I recently read somewhere that for a cubic surface $S$ in $\mathbb{P}^3$, the classes $[\Delta] - [\Delta']$ generate the vanishing cohomology $H^2(S,\mathbb{Q})_{van}$, taken over all pairs of lines $\Delta$ and $\Delta'$ on $S$. Recall that $H^2(S_0,\mathbb{Q})_{van}= \ker (j_*:H^{n-1}(S_0,\mathbb{Q}) \rightarrow H^{n+1}(S,\mathbb{Q})$, where $S_0 \xrightarrow{j} S$ is a smooth hyperplane section. Note that the vanishing cohomology is generated by the vanishing cycles. Could someone please explain this to me? I'm very new to intersection theory and would like to understand this.

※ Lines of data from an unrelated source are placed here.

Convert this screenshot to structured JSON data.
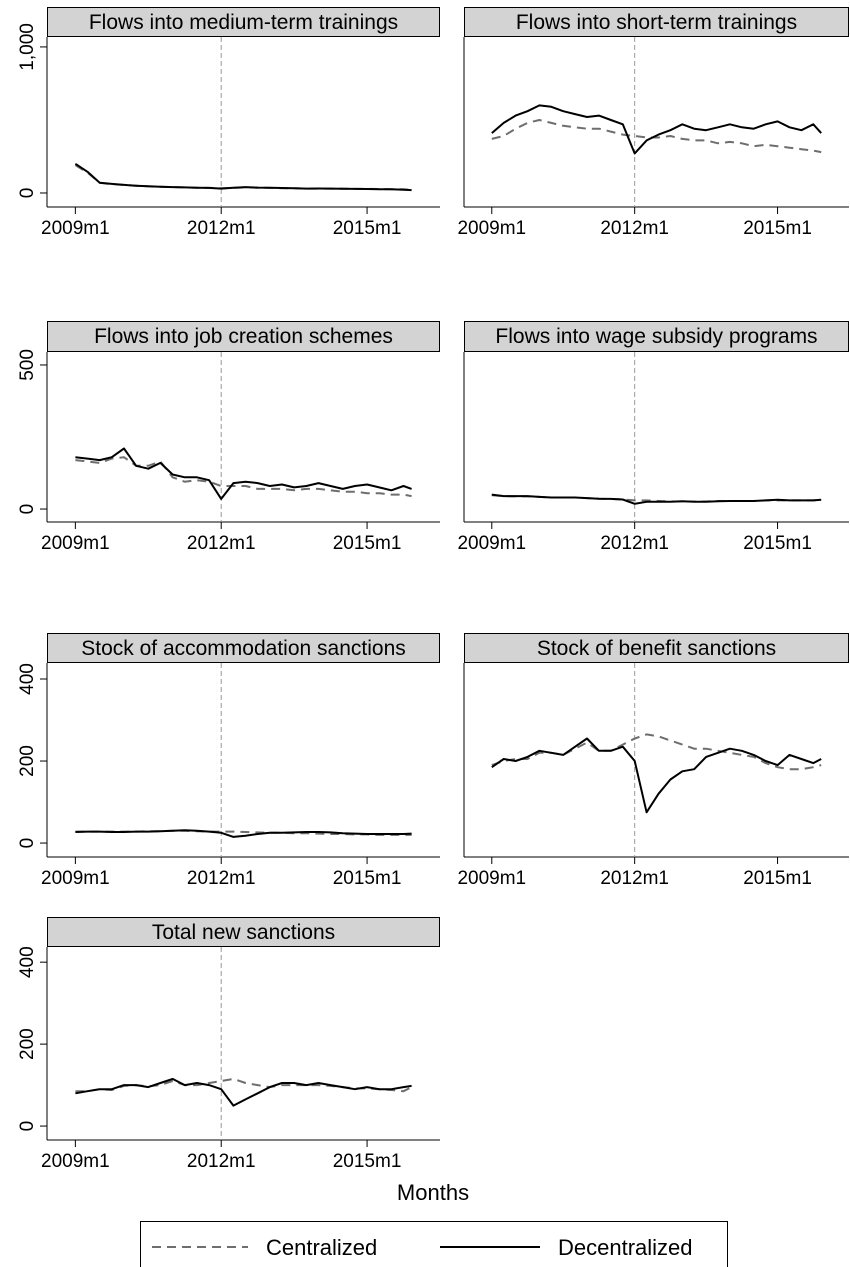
{
  "xlabel": "Months",
  "chart_data": [
    {
      "type": "line",
      "title": "Flows into medium-term trainings",
      "x": [
        588,
        591,
        594,
        597,
        600,
        603,
        606,
        609,
        612,
        615,
        618,
        621,
        624,
        627,
        630,
        633,
        636,
        639,
        642,
        645,
        648,
        651,
        654,
        657,
        660,
        663,
        666,
        669,
        671
      ],
      "xlim": [
        581,
        678
      ],
      "xticks": [
        {
          "value": 588,
          "label": "2009m1"
        },
        {
          "value": 624,
          "label": "2012m1"
        },
        {
          "value": 660,
          "label": "2015m1"
        }
      ],
      "ylim": [
        -96,
        1068
      ],
      "yticks": [
        0,
        {
          "value": 1000,
          "label": "1,000"
        }
      ],
      "vline": 624,
      "series": [
        {
          "name": "Centralized",
          "color": "#6e6e6e",
          "style": "dashed",
          "values": [
            190,
            140,
            70,
            60,
            55,
            50,
            45,
            42,
            40,
            38,
            36,
            35,
            33,
            35,
            38,
            36,
            35,
            33,
            32,
            30,
            30,
            30,
            29,
            28,
            28,
            27,
            26,
            25,
            22
          ]
        },
        {
          "name": "Decentralized",
          "color": "#000000",
          "style": "solid",
          "values": [
            200,
            145,
            70,
            62,
            55,
            50,
            46,
            42,
            40,
            38,
            36,
            35,
            30,
            36,
            40,
            37,
            36,
            34,
            32,
            30,
            31,
            30,
            29,
            28,
            27,
            26,
            25,
            22,
            20
          ]
        }
      ]
    },
    {
      "type": "line",
      "title": "Flows into short-term trainings",
      "x": [
        588,
        591,
        594,
        597,
        600,
        603,
        606,
        609,
        612,
        615,
        618,
        621,
        624,
        627,
        630,
        633,
        636,
        639,
        642,
        645,
        648,
        651,
        654,
        657,
        660,
        663,
        666,
        669,
        671
      ],
      "xlim": [
        581,
        678
      ],
      "xticks": [
        {
          "value": 588,
          "label": "2009m1"
        },
        {
          "value": 624,
          "label": "2012m1"
        },
        {
          "value": 660,
          "label": "2015m1"
        }
      ],
      "ylim": [
        -96,
        1068
      ],
      "vline": 624,
      "series": [
        {
          "name": "Centralized",
          "color": "#6e6e6e",
          "style": "dashed",
          "values": [
            370,
            390,
            440,
            480,
            500,
            480,
            460,
            450,
            440,
            440,
            420,
            400,
            390,
            380,
            380,
            390,
            370,
            360,
            360,
            340,
            350,
            340,
            320,
            330,
            320,
            310,
            300,
            290,
            280
          ]
        },
        {
          "name": "Decentralized",
          "color": "#000000",
          "style": "solid",
          "values": [
            410,
            480,
            530,
            560,
            600,
            590,
            560,
            540,
            520,
            530,
            500,
            470,
            270,
            360,
            400,
            430,
            470,
            440,
            430,
            450,
            470,
            450,
            440,
            470,
            490,
            450,
            430,
            470,
            410
          ]
        }
      ]
    },
    {
      "type": "line",
      "title": "Flows into job creation schemes",
      "x": [
        588,
        591,
        594,
        597,
        600,
        603,
        606,
        609,
        612,
        615,
        618,
        621,
        624,
        627,
        630,
        633,
        636,
        639,
        642,
        645,
        648,
        651,
        654,
        657,
        660,
        663,
        666,
        669,
        671
      ],
      "xlim": [
        581,
        678
      ],
      "xticks": [
        {
          "value": 588,
          "label": "2009m1"
        },
        {
          "value": 624,
          "label": "2012m1"
        },
        {
          "value": 660,
          "label": "2015m1"
        }
      ],
      "ylim": [
        -45,
        545
      ],
      "yticks": [
        0,
        500
      ],
      "vline": 624,
      "series": [
        {
          "name": "Centralized",
          "color": "#6e6e6e",
          "style": "dashed",
          "values": [
            170,
            165,
            160,
            175,
            180,
            150,
            150,
            165,
            110,
            95,
            100,
            95,
            80,
            80,
            80,
            70,
            70,
            70,
            65,
            70,
            70,
            65,
            60,
            60,
            55,
            55,
            50,
            50,
            45
          ]
        },
        {
          "name": "Decentralized",
          "color": "#000000",
          "style": "solid",
          "values": [
            180,
            175,
            170,
            180,
            210,
            150,
            140,
            160,
            120,
            110,
            110,
            100,
            35,
            90,
            95,
            90,
            80,
            85,
            75,
            80,
            90,
            80,
            70,
            80,
            85,
            75,
            65,
            80,
            70
          ]
        }
      ]
    },
    {
      "type": "line",
      "title": "Flows into wage subsidy programs",
      "x": [
        588,
        591,
        594,
        597,
        600,
        603,
        606,
        609,
        612,
        615,
        618,
        621,
        624,
        627,
        630,
        633,
        636,
        639,
        642,
        645,
        648,
        651,
        654,
        657,
        660,
        663,
        666,
        669,
        671
      ],
      "xlim": [
        581,
        678
      ],
      "xticks": [
        {
          "value": 588,
          "label": "2009m1"
        },
        {
          "value": 624,
          "label": "2012m1"
        },
        {
          "value": 660,
          "label": "2015m1"
        }
      ],
      "ylim": [
        -45,
        545
      ],
      "vline": 624,
      "series": [
        {
          "name": "Centralized",
          "color": "#6e6e6e",
          "style": "dashed",
          "values": [
            48,
            45,
            44,
            44,
            42,
            40,
            40,
            40,
            38,
            36,
            35,
            33,
            30,
            30,
            28,
            26,
            26,
            26,
            26,
            28,
            28,
            28,
            28,
            30,
            30,
            30,
            30,
            30,
            32
          ]
        },
        {
          "name": "Decentralized",
          "color": "#000000",
          "style": "solid",
          "values": [
            50,
            45,
            45,
            45,
            42,
            40,
            40,
            40,
            38,
            36,
            35,
            33,
            18,
            25,
            25,
            25,
            27,
            25,
            25,
            27,
            28,
            28,
            28,
            30,
            32,
            30,
            30,
            30,
            32
          ]
        }
      ]
    },
    {
      "type": "line",
      "title": "Stock of accommodation sanctions",
      "x": [
        588,
        591,
        594,
        597,
        600,
        603,
        606,
        609,
        612,
        615,
        618,
        621,
        624,
        627,
        630,
        633,
        636,
        639,
        642,
        645,
        648,
        651,
        654,
        657,
        660,
        663,
        666,
        669,
        671
      ],
      "xlim": [
        581,
        678
      ],
      "xticks": [
        {
          "value": 588,
          "label": "2009m1"
        },
        {
          "value": 624,
          "label": "2012m1"
        },
        {
          "value": 660,
          "label": "2015m1"
        }
      ],
      "ylim": [
        -34,
        439
      ],
      "yticks": [
        0,
        200,
        400
      ],
      "vline": 624,
      "series": [
        {
          "name": "Centralized",
          "color": "#6e6e6e",
          "style": "dashed",
          "values": [
            28,
            28,
            28,
            28,
            28,
            28,
            29,
            29,
            30,
            30,
            29,
            28,
            28,
            28,
            27,
            26,
            25,
            25,
            24,
            24,
            23,
            22,
            22,
            21,
            21,
            20,
            20,
            20,
            20
          ]
        },
        {
          "name": "Decentralized",
          "color": "#000000",
          "style": "solid",
          "values": [
            27,
            28,
            28,
            27,
            27,
            28,
            28,
            29,
            30,
            31,
            30,
            28,
            25,
            15,
            18,
            22,
            25,
            25,
            26,
            27,
            27,
            26,
            24,
            23,
            22,
            22,
            22,
            22,
            23
          ]
        }
      ]
    },
    {
      "type": "line",
      "title": "Stock of benefit sanctions",
      "x": [
        588,
        591,
        594,
        597,
        600,
        603,
        606,
        609,
        612,
        615,
        618,
        621,
        624,
        627,
        630,
        633,
        636,
        639,
        642,
        645,
        648,
        651,
        654,
        657,
        660,
        663,
        666,
        669,
        671
      ],
      "xlim": [
        581,
        678
      ],
      "xticks": [
        {
          "value": 588,
          "label": "2009m1"
        },
        {
          "value": 624,
          "label": "2012m1"
        },
        {
          "value": 660,
          "label": "2015m1"
        }
      ],
      "ylim": [
        -34,
        439
      ],
      "vline": 624,
      "series": [
        {
          "name": "Centralized",
          "color": "#6e6e6e",
          "style": "dashed",
          "values": [
            190,
            200,
            205,
            205,
            220,
            220,
            215,
            230,
            245,
            225,
            225,
            240,
            255,
            265,
            260,
            250,
            240,
            230,
            230,
            225,
            220,
            215,
            210,
            195,
            185,
            180,
            180,
            185,
            190
          ]
        },
        {
          "name": "Decentralized",
          "color": "#000000",
          "style": "solid",
          "values": [
            185,
            205,
            200,
            210,
            225,
            220,
            215,
            235,
            255,
            225,
            225,
            235,
            200,
            75,
            120,
            155,
            175,
            180,
            210,
            220,
            230,
            225,
            215,
            200,
            190,
            215,
            205,
            195,
            205
          ]
        }
      ]
    },
    {
      "type": "line",
      "title": "Total new sanctions",
      "x": [
        588,
        591,
        594,
        597,
        600,
        603,
        606,
        609,
        612,
        615,
        618,
        621,
        624,
        627,
        630,
        633,
        636,
        639,
        642,
        645,
        648,
        651,
        654,
        657,
        660,
        663,
        666,
        669,
        671
      ],
      "xlim": [
        581,
        678
      ],
      "xticks": [
        {
          "value": 588,
          "label": "2009m1"
        },
        {
          "value": 624,
          "label": "2012m1"
        },
        {
          "value": 660,
          "label": "2015m1"
        }
      ],
      "ylim": [
        -34,
        437
      ],
      "yticks": [
        0,
        200,
        400
      ],
      "vline": 624,
      "series": [
        {
          "name": "Centralized",
          "color": "#6e6e6e",
          "style": "dashed",
          "values": [
            85,
            85,
            90,
            88,
            98,
            100,
            97,
            100,
            110,
            100,
            100,
            105,
            110,
            115,
            105,
            100,
            95,
            100,
            100,
            100,
            100,
            98,
            95,
            92,
            92,
            90,
            88,
            85,
            95
          ]
        },
        {
          "name": "Decentralized",
          "color": "#000000",
          "style": "solid",
          "values": [
            80,
            85,
            90,
            90,
            100,
            100,
            95,
            105,
            115,
            100,
            105,
            100,
            90,
            50,
            65,
            80,
            95,
            105,
            105,
            100,
            105,
            100,
            95,
            90,
            95,
            90,
            90,
            95,
            98
          ]
        }
      ]
    }
  ]
}
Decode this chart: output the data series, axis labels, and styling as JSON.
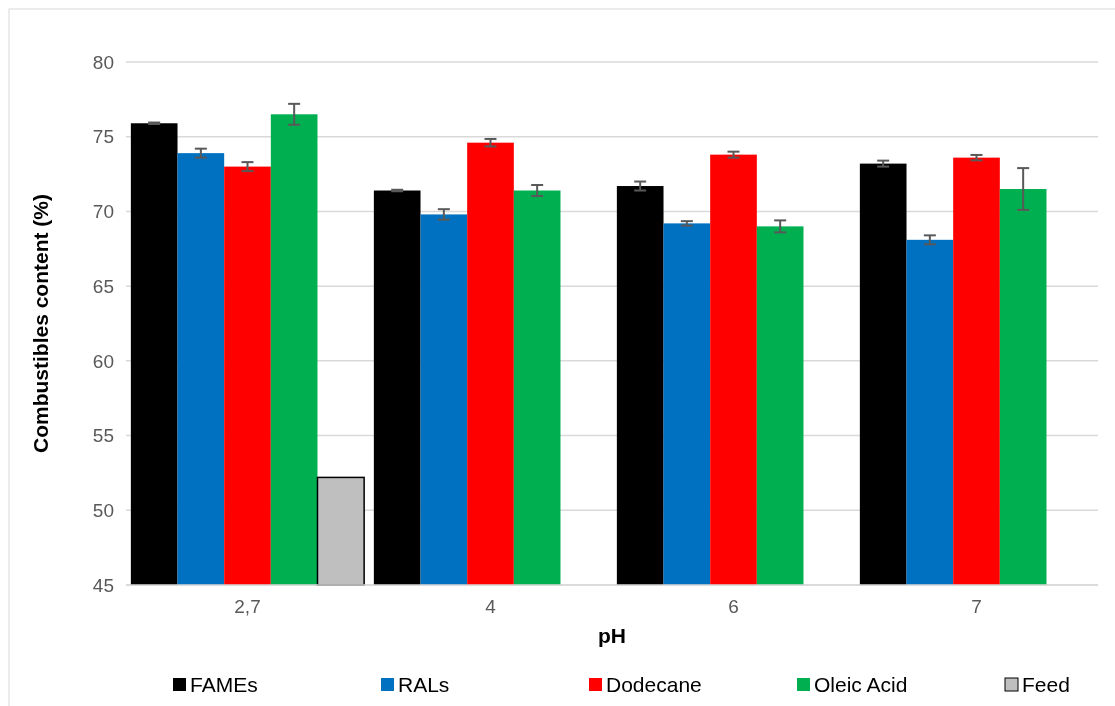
{
  "chart_data": {
    "type": "bar",
    "xlabel": "pH",
    "ylabel": "Combustibles content (%)",
    "categories": [
      "2,7",
      "4",
      "6",
      "7"
    ],
    "ylim": [
      45,
      80
    ],
    "yticks": [
      45,
      50,
      55,
      60,
      65,
      70,
      75,
      80
    ],
    "grid": "y",
    "legend": "bottom",
    "series": [
      {
        "name": "FAMEs",
        "color": "#000000",
        "values": [
          75.9,
          71.4,
          71.7,
          73.2
        ],
        "errors": [
          0.05,
          0.05,
          0.3,
          0.2
        ]
      },
      {
        "name": "RALs",
        "color": "#0070c0",
        "values": [
          73.9,
          69.8,
          69.2,
          68.1
        ],
        "errors": [
          0.3,
          0.35,
          0.15,
          0.3
        ]
      },
      {
        "name": "Dodecane",
        "color": "#ff0000",
        "values": [
          73.0,
          74.6,
          73.8,
          73.6
        ],
        "errors": [
          0.3,
          0.25,
          0.2,
          0.18
        ]
      },
      {
        "name": "Oleic Acid",
        "color": "#00b050",
        "values": [
          76.5,
          71.4,
          69.0,
          71.5
        ],
        "errors": [
          0.7,
          0.37,
          0.4,
          1.4
        ]
      },
      {
        "name": "Feed",
        "color": "#bfbfbf",
        "values": [
          52.2,
          null,
          null,
          null
        ]
      }
    ]
  }
}
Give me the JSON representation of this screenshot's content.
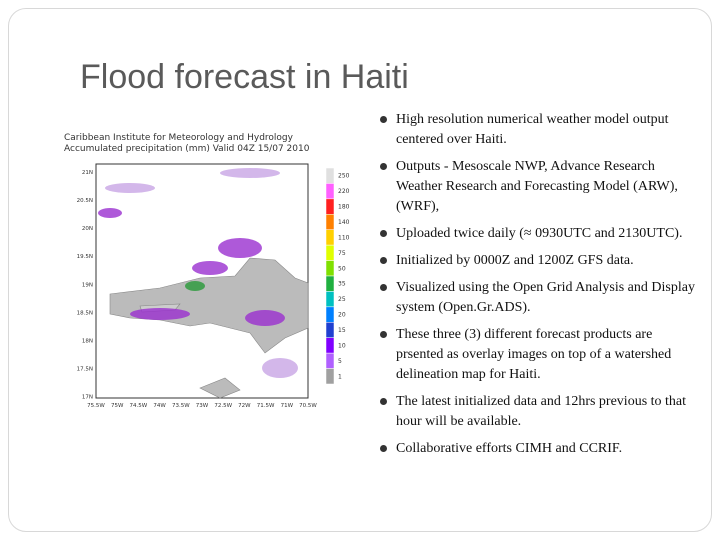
{
  "slide": {
    "title": "Flood forecast in Haiti",
    "figure": {
      "heading": [
        "Caribbean Institute for Meteorology and Hydrology",
        "Accumulated precipitation (mm) Valid 04Z 15/07 2010"
      ],
      "colorbar_labels": [
        "250",
        "220",
        "180",
        "140",
        "110",
        "75",
        "50",
        "35",
        "25",
        "20",
        "15",
        "10",
        "5",
        "1"
      ],
      "lat_labels": [
        "21N",
        "20.5N",
        "20N",
        "19.5N",
        "19N",
        "18.5N",
        "18N",
        "17.5N",
        "17N"
      ],
      "lon_labels": [
        "75.5W",
        "75W",
        "74.5W",
        "74W",
        "73.5W",
        "73W",
        "72.5W",
        "72W",
        "71.5W",
        "71W",
        "70.5W"
      ]
    },
    "bullets": [
      "High resolution numerical weather model output centered over Haiti.",
      "Outputs - Mesoscale NWP, Advance Research Weather Research and Forecasting Model (ARW), (WRF),",
      "Uploaded twice daily (≈ 0930UTC and 2130UTC).",
      "Initialized by 0000Z and 1200Z GFS data.",
      "Visualized using the Open Grid Analysis and Display system (Open.Gr.ADS).",
      "These three (3) different forecast products are prsented as overlay images on top of a watershed delineation map for Haiti.",
      "The latest initialized data and 12hrs previous to that hour will be available.",
      "Collaborative efforts CIMH and CCRIF."
    ]
  }
}
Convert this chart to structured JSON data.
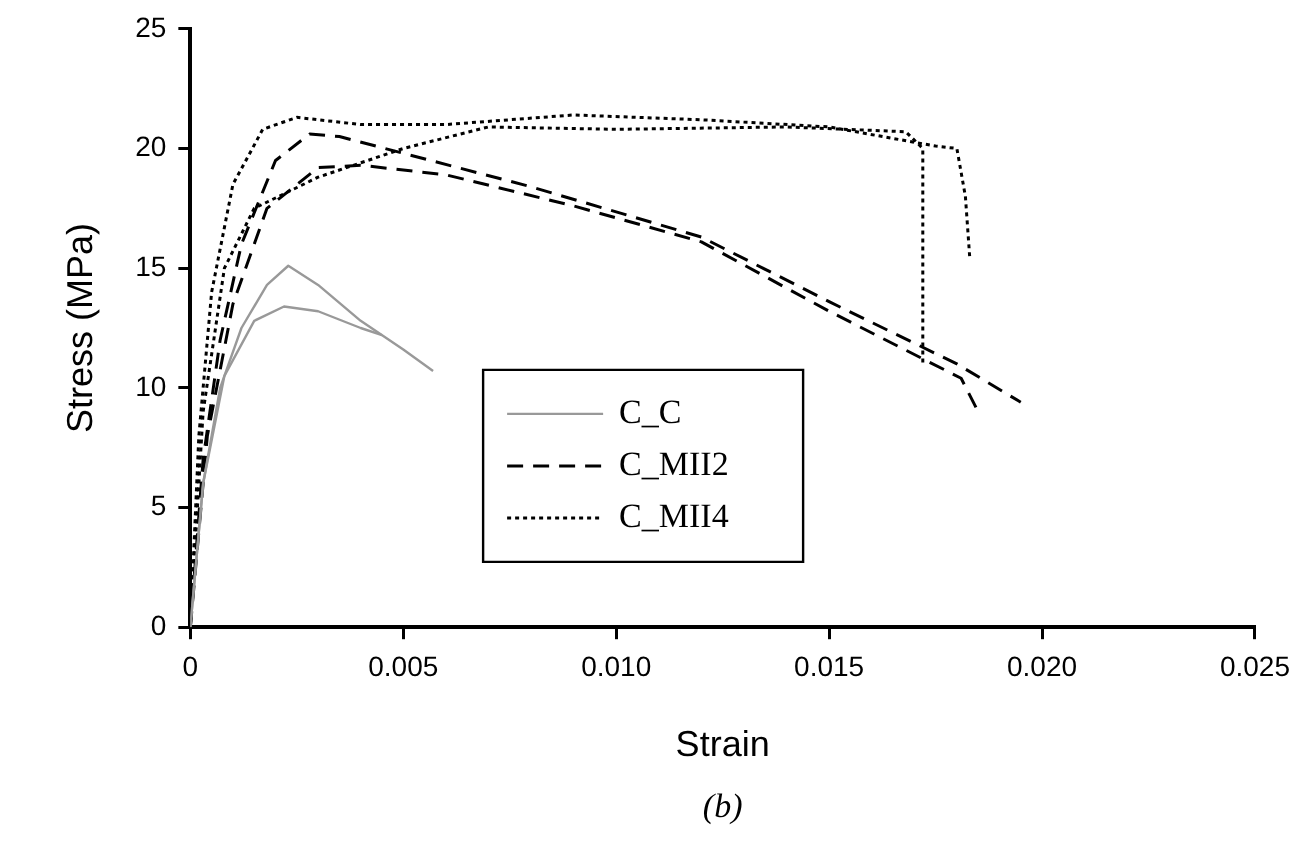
{
  "chart_data": {
    "type": "line",
    "xlabel": "Strain",
    "ylabel": "Stress (MPa)",
    "annotations": [
      "(b)"
    ],
    "xlim": [
      0,
      0.025
    ],
    "xticks": [
      {
        "value": 0,
        "label": "0"
      },
      0.005,
      {
        "value": 0.01,
        "label": "0.010"
      },
      0.015,
      {
        "value": 0.02,
        "label": "0.020"
      },
      0.025
    ],
    "ylim": [
      0,
      25
    ],
    "yticks": [
      0,
      5,
      10,
      15,
      20,
      25
    ],
    "grid": false,
    "legend": "center",
    "marker": "none",
    "series": [
      {
        "name": "C_C",
        "color": "#999999",
        "line_style": "solid",
        "x": [
          0,
          0.0003,
          0.0007,
          0.0012,
          0.0018,
          0.0023,
          0.003,
          0.004,
          0.005,
          0.0057
        ],
        "values": [
          0,
          6,
          10,
          12.5,
          14.3,
          15.1,
          14.3,
          12.8,
          11.6,
          10.7
        ]
      },
      {
        "color": "#999999",
        "line_style": "solid",
        "x": [
          0,
          0.0003,
          0.0008,
          0.0015,
          0.0022,
          0.003,
          0.004,
          0.0045
        ],
        "values": [
          0,
          6,
          10.5,
          12.8,
          13.4,
          13.2,
          12.5,
          12.2
        ]
      },
      {
        "name": "C_MII2",
        "color": "#000000",
        "line_style": "dashed",
        "x": [
          0,
          0.0003,
          0.0007,
          0.0012,
          0.002,
          0.0028,
          0.0035,
          0.005,
          0.008,
          0.012,
          0.015,
          0.018,
          0.0195
        ],
        "values": [
          0,
          7,
          12,
          16,
          19.5,
          20.6,
          20.5,
          19.8,
          18.4,
          16.3,
          13.6,
          11,
          9.4
        ]
      },
      {
        "color": "#000000",
        "line_style": "dashed",
        "x": [
          0,
          0.0004,
          0.001,
          0.0018,
          0.003,
          0.004,
          0.006,
          0.009,
          0.012,
          0.015,
          0.0181,
          0.0185
        ],
        "values": [
          0,
          8,
          13.5,
          17.5,
          19.2,
          19.3,
          18.9,
          17.6,
          16.1,
          13.2,
          10.4,
          9
        ]
      },
      {
        "name": "C_MII4",
        "color": "#000000",
        "line_style": "dotted",
        "x": [
          0,
          0.0002,
          0.0005,
          0.001,
          0.0017,
          0.0025,
          0.004,
          0.006,
          0.009,
          0.012,
          0.015,
          0.0175,
          0.018,
          0.0182,
          0.0183
        ],
        "values": [
          0,
          8,
          14,
          18.5,
          20.8,
          21.3,
          21,
          21,
          21.4,
          21.2,
          20.9,
          20.1,
          20,
          18,
          15.5
        ]
      },
      {
        "color": "#000000",
        "line_style": "dotted",
        "x": [
          0,
          0.0003,
          0.0008,
          0.0015,
          0.003,
          0.005,
          0.007,
          0.01,
          0.014,
          0.0168,
          0.0172,
          0.0172
        ],
        "values": [
          0,
          9,
          15,
          17.5,
          18.8,
          20,
          20.9,
          20.8,
          20.9,
          20.7,
          20,
          11
        ]
      }
    ]
  }
}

I should add some context. This is part of an exercise in Chapter 3 of Voisin's Hodge Theory and Complex Algebraic Geometry Volume II. The hint recommends the use of Theorem 3.27. This chapter also provides all of the relevant notation. Aside from doing it this way, I would be interested in seeing any other way we can compute the vanishing cycles.
Not sure what better explanation you'd like, than the one in the book.
If $ j : S \rightarrow \mathbb{P}^3 $ denotes the inclusion of the smooth cubic surface, then it is clear that for any two lines $ \Delta, \Delta' $ on $ S $, the class $ [\Delta] - [\Delta'] $ belongs to $ H^2(S, \mathbb{Q})_{van} $. The fact that this class is not zero follows because:
$ \bullet $ The self intersection $ (\Delta, \Delta) = -1 $.
Proof: Use the genus formula to get $ 2g(\Delta) - 2 = (\Delta, \Delta + K_S ) $ where $ K_S $ is the canonical divisor of $ S $. By adjunction, $ K_S = -H.S $, here $ H $ is a hyperplane in $ \mathbb{P}^3 $. Hence by Bezout's theorem, $ (\Delta, K_S) = -1 $. Knowing $ g(\Delta) = 0 $, we get the desired self-intersection.
$ \bullet $ $ [\Delta] - [\Delta'] \neq 0 $
Proof: Because $ (\Delta- \Delta' , \Delta- \Delta') = -2 -2(\Delta, \Delta') $ and the last is equal to $ -4 $ or $ -2 $ depending respectively whether the lines intersect or do not.
Now the monodromy action is irreducible therefore it suffices to show that the nonzero subspace generated by the classes $ [\Delta] - [\Delta'] $ is invariant under monodromy. But this follows because the monodromy acts by self-homeomorphisms of $ S $ and preserves the intersection form on $ S $, hence sends a line to necessarily a line again.